SIB releases 2021 Multidimensional Poverty Index
The Statistical Institute of Belize (SIB) this morning released its findings of its 2021 Multidimensional Poverty Index which is placed at 0.139. Thirty-five point seven percent of the population were multidimensionally poor. The SIB also reported that the intensity was at thirty-nine percent. The Toledo District remained the poorest district at sixty-point-three percent. Persons living in rural areas were poorer than those living in urban communities.
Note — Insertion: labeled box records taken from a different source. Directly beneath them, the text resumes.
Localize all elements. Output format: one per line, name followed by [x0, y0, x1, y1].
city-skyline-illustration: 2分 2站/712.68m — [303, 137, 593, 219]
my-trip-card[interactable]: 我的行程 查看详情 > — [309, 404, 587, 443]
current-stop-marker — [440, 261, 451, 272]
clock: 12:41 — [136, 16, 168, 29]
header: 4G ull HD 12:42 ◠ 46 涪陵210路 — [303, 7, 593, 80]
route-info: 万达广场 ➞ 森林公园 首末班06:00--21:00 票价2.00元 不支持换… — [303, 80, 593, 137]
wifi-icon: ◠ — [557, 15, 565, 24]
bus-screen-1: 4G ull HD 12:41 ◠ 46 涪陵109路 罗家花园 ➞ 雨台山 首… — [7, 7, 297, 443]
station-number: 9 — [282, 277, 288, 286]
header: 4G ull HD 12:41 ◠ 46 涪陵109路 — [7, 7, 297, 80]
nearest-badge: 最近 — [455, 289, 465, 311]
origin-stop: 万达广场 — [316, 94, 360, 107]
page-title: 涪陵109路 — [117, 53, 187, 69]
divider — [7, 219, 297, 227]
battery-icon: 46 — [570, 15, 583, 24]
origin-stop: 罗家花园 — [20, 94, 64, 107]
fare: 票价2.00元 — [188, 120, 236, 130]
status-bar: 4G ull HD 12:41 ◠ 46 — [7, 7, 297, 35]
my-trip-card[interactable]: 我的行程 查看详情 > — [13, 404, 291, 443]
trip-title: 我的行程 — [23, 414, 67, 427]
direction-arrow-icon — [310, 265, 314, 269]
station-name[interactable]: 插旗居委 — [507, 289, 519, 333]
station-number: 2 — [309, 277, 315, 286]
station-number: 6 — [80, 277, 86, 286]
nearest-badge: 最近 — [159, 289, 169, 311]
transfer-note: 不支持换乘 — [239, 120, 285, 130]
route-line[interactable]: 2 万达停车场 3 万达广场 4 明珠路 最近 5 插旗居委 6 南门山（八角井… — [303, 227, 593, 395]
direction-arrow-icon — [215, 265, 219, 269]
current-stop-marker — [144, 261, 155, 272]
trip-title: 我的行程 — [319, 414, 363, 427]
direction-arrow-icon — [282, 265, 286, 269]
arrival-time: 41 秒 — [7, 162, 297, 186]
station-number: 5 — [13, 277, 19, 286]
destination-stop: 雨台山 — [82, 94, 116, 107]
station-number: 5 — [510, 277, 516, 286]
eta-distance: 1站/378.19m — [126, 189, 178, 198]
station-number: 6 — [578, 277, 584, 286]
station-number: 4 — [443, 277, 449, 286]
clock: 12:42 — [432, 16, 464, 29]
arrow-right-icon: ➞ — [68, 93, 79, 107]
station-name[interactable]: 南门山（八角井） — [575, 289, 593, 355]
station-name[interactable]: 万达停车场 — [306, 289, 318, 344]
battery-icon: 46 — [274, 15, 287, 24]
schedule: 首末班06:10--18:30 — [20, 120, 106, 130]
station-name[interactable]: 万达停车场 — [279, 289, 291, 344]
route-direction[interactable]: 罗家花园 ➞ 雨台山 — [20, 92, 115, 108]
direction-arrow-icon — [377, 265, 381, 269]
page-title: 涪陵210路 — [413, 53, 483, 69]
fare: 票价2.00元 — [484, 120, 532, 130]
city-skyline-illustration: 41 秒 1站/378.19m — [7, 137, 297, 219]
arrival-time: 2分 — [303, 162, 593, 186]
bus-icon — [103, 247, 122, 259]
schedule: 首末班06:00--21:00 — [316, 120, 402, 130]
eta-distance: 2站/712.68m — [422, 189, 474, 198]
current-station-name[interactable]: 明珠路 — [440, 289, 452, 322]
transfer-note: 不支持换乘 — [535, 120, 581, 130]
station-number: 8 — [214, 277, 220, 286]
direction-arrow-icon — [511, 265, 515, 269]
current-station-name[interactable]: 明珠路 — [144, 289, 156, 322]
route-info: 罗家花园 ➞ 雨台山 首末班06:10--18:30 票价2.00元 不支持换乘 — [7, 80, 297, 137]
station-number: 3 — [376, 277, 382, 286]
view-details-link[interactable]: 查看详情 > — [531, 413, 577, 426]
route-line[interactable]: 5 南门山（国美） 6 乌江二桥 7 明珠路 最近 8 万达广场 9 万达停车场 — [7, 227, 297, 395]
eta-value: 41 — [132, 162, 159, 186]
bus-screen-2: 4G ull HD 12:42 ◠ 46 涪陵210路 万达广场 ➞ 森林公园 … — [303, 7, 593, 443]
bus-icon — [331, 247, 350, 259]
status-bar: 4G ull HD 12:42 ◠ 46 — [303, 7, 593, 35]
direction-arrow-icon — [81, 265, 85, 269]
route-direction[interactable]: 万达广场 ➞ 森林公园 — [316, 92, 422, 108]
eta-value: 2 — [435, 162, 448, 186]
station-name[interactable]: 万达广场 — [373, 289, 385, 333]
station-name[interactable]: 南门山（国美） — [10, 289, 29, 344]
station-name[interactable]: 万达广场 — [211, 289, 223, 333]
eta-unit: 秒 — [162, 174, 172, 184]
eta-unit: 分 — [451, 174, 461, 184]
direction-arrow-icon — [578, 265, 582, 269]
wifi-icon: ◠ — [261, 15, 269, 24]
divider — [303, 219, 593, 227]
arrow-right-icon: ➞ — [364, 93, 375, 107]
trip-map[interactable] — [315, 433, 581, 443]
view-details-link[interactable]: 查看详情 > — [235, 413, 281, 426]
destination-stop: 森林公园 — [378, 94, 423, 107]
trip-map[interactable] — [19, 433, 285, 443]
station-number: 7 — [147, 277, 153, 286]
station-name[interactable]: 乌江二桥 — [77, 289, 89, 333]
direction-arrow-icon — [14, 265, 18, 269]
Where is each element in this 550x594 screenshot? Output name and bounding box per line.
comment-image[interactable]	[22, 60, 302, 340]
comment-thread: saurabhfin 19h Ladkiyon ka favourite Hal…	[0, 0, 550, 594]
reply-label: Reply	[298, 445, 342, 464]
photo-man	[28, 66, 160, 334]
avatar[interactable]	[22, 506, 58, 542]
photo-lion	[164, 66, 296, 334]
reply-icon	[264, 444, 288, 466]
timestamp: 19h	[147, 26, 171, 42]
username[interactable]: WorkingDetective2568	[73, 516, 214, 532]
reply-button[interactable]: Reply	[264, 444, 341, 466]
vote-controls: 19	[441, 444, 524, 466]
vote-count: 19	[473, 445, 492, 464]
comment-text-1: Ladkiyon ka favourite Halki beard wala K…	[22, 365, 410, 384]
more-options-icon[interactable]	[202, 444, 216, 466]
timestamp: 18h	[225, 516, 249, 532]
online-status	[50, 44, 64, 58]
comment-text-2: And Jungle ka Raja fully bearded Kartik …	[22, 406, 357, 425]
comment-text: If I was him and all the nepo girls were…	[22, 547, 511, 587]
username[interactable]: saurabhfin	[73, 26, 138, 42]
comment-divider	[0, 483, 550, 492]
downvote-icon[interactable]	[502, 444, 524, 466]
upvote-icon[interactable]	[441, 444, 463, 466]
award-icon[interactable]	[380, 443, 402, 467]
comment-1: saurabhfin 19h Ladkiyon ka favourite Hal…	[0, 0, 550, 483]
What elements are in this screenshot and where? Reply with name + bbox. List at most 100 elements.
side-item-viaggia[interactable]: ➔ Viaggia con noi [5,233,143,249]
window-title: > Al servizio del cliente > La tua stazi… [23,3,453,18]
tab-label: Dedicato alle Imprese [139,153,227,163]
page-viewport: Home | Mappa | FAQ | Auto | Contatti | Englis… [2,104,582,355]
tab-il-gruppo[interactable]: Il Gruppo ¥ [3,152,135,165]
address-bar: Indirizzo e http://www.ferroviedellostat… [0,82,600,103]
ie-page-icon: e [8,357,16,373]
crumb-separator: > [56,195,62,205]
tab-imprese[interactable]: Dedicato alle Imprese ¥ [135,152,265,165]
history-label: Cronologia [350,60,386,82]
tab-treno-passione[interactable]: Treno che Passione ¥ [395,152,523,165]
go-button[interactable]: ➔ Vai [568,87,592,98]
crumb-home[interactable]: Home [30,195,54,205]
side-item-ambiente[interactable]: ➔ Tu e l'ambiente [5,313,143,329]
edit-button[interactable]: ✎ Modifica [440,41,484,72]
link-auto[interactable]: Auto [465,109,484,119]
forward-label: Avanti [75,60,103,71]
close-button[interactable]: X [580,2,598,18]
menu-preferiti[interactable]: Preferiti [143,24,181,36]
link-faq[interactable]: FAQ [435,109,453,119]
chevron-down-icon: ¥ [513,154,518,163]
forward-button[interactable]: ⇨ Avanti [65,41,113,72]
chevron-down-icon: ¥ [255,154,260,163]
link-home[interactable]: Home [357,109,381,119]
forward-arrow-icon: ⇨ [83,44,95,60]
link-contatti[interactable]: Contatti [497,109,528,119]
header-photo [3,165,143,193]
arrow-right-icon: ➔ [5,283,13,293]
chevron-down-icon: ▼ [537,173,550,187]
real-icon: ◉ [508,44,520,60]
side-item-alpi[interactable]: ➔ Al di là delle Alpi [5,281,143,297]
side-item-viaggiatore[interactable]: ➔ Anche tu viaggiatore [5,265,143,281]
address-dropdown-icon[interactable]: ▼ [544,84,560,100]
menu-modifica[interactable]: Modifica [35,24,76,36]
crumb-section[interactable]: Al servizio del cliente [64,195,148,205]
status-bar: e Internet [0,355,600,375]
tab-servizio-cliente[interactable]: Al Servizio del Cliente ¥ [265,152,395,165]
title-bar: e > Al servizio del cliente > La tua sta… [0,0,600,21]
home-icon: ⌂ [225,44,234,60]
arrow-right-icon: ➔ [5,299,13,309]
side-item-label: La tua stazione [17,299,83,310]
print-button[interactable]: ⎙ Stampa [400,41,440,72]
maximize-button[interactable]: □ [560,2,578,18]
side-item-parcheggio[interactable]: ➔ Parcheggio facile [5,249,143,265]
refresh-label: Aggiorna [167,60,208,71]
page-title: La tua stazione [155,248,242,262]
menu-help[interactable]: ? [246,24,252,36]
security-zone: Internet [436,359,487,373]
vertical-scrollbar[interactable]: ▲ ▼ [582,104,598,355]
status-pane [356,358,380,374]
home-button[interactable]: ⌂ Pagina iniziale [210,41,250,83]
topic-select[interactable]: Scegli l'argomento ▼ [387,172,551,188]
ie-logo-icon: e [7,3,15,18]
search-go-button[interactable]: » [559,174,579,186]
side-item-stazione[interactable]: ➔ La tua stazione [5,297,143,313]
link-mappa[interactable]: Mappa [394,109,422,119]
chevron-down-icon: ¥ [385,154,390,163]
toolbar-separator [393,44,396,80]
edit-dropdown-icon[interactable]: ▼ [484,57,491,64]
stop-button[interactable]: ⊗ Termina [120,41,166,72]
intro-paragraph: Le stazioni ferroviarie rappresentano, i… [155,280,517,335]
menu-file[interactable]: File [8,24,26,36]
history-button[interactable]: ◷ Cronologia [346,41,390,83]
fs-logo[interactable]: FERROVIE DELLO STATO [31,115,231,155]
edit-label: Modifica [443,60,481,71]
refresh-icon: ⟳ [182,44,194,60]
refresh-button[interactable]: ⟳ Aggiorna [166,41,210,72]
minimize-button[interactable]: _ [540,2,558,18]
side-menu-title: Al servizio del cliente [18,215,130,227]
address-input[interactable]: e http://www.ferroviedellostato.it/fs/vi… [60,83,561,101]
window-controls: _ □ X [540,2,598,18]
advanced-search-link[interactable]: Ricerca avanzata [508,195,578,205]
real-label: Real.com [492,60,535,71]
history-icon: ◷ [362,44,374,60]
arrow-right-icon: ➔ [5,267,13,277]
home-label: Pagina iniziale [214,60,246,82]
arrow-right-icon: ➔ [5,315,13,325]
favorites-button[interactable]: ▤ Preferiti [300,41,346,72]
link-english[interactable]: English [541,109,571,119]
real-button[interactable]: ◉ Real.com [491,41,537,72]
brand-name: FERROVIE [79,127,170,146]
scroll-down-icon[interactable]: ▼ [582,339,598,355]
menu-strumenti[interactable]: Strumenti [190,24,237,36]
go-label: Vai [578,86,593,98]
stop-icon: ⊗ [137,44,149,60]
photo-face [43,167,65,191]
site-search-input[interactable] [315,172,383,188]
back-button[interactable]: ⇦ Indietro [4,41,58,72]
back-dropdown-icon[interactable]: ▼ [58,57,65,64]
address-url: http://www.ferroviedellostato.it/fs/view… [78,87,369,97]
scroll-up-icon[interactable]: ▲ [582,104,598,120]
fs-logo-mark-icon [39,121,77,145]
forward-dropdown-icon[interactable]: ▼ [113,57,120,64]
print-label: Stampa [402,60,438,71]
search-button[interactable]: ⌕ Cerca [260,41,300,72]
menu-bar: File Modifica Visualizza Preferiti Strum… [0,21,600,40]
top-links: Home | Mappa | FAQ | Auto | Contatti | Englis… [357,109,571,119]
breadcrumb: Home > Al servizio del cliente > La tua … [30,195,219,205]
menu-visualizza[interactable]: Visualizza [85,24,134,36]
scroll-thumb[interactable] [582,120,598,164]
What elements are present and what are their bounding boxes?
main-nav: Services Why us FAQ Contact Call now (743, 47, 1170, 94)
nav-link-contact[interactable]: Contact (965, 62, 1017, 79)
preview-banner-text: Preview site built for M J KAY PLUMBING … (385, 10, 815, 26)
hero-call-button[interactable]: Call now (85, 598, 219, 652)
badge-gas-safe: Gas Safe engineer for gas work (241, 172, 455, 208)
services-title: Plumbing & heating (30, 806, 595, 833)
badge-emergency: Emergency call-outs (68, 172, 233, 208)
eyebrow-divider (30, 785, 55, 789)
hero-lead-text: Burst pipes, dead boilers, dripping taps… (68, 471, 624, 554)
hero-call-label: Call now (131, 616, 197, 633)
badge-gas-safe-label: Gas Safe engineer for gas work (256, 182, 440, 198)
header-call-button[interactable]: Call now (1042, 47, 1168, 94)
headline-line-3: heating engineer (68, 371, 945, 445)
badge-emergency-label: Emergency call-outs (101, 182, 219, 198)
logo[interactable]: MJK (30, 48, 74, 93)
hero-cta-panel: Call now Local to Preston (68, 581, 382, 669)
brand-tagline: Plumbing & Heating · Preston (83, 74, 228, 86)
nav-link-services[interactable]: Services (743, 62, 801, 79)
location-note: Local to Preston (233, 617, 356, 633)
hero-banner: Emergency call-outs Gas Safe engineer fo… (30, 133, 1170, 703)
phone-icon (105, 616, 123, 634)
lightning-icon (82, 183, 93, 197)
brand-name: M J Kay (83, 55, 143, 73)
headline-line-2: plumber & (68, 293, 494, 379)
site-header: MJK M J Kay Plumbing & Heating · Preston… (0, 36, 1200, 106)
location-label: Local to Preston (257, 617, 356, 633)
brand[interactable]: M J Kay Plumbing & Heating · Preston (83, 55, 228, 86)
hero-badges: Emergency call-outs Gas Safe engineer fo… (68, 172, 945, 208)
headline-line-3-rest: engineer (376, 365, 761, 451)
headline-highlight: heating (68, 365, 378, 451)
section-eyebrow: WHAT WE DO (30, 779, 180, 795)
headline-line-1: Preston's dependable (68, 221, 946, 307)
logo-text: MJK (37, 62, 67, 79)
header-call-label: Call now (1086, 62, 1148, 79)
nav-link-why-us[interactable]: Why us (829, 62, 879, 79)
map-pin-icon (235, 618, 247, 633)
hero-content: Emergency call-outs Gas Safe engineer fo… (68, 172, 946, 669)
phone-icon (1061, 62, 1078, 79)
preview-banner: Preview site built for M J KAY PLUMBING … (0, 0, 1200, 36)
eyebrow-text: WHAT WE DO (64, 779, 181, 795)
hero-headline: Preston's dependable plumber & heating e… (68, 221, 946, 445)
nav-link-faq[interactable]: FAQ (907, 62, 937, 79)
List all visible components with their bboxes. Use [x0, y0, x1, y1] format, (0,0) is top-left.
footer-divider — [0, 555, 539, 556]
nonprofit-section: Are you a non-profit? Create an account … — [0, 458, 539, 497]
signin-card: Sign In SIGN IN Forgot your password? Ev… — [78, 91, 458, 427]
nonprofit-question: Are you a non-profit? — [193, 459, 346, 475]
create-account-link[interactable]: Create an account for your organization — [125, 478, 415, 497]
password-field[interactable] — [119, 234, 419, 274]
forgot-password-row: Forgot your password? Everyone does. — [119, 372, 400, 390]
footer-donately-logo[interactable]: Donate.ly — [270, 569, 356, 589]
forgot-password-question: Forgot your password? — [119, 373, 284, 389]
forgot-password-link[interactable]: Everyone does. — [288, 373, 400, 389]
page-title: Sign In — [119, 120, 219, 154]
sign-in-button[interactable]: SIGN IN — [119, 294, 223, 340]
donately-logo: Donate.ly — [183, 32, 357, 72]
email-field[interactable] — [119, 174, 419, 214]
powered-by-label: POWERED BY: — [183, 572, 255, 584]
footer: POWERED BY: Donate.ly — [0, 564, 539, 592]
Among the cultural groups, the Mayas were the poorest ethnic group at sixty-one point one percent. Statistics shared today by the SIB are concerning and have always been concerning, says Prime Minister John Briceno.
Hon. John Briceño, Prime Minister of Belize: “This has been a concern even when we were in government back between 1998 and 2008 we felt that whenever you’re doing a study on poverty you’re just looking on the issue of monetary terms and I think one of you brought it up that in many instances people have they have a chicken in their backyard, they have access to food and they work for their own they’re not necessarily a part of the formal economy. So by doing this I think we could have a more in-depth look not only an in-depth look as to the actual poverty in our country but it would also allow us to look at the actual indicators. There are seventeen indicators and from that we could see where we need to address what we need to work on to be able to improve the lives of our people so it’s not only about getting a job, access to the internet for instance, access to healthcare, water, you know all of these combined together can give you a better picture on the actual poverty in our country. One of the issues and I hope I don’t get into trouble by saying that is that there’s a lot of migration in the Toledo district. A lot of indigenous people constantly are coming into Belize in the south and then their children many of them when they get an education they leave the Toledo district and they go to work in Shrimp, they go to work in education, they work in construction and then more people come in it’s almost like a revolving door. But we have to do more in the Toledo district and we have been doing a lot. I mean we have to have more streets, more roads, more access to farm lands, more access to health clinics and schools these are the things that will improve the lives of our citizens so the challenges are big, the other challenge is because culturally the indigenous people they tend to have a lot of small villages. For instance in Orange Walk we have probably a little over twenty villages, in the Toledo district we have about fifty five villages and in our villages are way bigger so it’s easier then for government to be able to provide the services as opposed to providing to fifty six villages. So these are some of the challenges but we recognize these challenges and have to do our best to be able to address them.”
Director General of the SIB, Diana Castillo-Trejo explained that the Multidimensional Poverty Index or MPI is a measure of poverty that takes into account multiple dimensions of deprivation that individuals and households may experience.
Diana Castillo-Trejo, Director-General, SIB: “What this is is a piece of statistics that looks at poverty at a broader level than just in terms of money. Normally we are used to measuring it in terms of money. Does the household have enough money to meet its needs or not ? The MPI looks at poverty in a much broader sense by looking at different specific types of deprivations so different specific basic needs that are or are not met for the household and so what we did was we collected data to assess whether or not households were meeting seventeen basic needs represented by seventeen indicators and using those we were able to divide our households into those which are multidimensionally poor meaning that they have a certain number of accumulated deprivations one on top of the other that qualify them according to our classification as being multi dimensionally poor. Based on that we found that 35.7% of our population lives in households that we classify it as multidimensionally poor. It is a different measure from monetary poverty and what that tells us is that when we look just in monetary terms we have a large number of households perhaps that are money poor but when we look broader we look at broader at basic services, we look rather at types of assets that households have, their characteristics of their households we find that the incidence of poverty or the percent of households is a bit less than what we see in monetary terms. So these two measures go together, one of them tells us how households are doing in terms of the amount of money that they need to meet certain needs the other one tells us whether or not they are actually meeting these needs or these needs are being met for them.”